Antony Gormley, British sculptor, about his work, The Infinite Cube
Gabriel Mitchell was obsessed in a poetical and mathematical way with “grid theory”. He saw it as a matrix through which to view the world. Combining both Ptolemic mathematics and structural theory he approached the grid as a conceptual matrix to register experience. There is a sense of humour and a totality to the way in which he pursued his research and I consider the “cosmic infinity cube” as the culmination of his many investigations. It had to be made.
In my work I have constantly tried to apply objective mapping to subjective experience and I
continue to employ the orthogonal structures of modernity in order to measure both body and space. With this Cube, Gabriel calls on both the possibility and terror of an absolute order. The Cube places 1000 points of light set into a regular grid within a mirrored cube. This is a universe that is, like ours, ever expanding but without gravity, a universe of seeds of light that progress outwards with the illusion of infinite extension.

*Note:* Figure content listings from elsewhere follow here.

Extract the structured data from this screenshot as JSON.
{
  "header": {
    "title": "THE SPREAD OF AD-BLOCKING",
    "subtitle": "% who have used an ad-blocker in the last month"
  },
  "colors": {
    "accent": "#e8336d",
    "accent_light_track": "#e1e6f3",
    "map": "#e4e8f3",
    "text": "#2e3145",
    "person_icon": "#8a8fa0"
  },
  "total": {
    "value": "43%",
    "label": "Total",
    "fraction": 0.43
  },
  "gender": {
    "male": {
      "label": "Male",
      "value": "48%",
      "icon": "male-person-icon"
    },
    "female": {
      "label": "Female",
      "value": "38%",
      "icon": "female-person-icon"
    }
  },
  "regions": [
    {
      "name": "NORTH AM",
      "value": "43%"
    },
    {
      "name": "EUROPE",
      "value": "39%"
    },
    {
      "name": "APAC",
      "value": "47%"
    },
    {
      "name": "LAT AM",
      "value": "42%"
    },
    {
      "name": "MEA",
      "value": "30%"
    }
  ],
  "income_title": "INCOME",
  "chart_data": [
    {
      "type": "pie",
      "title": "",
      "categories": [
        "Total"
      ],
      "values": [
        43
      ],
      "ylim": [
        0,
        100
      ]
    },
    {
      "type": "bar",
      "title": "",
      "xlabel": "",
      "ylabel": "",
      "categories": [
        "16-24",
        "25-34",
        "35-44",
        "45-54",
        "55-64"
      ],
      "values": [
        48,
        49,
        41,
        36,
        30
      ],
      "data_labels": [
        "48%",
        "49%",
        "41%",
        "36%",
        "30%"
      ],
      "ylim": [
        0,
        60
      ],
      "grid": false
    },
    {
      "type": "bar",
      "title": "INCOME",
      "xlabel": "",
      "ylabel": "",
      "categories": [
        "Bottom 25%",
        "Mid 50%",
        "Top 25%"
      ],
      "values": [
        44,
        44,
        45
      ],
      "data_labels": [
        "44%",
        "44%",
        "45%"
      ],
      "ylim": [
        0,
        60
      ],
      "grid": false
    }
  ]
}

The core of the paradox is that this infinity is held within a regular cube of an imperial yard, a measure that derives from the body, that allows an infinity, but at the scale of the intimate.
The domain of sculpture is space, it attempts to catalyse it, to engage us in it, through mass, time and an appeal to first-hand experience, but this small cube is, in some way, an inversion of culpture’s role in the physical world and gives us a void, never inhabitable but calls on us to imaginatively engage in a three dimensional perceptual field with shifting infinities that constantly move with us.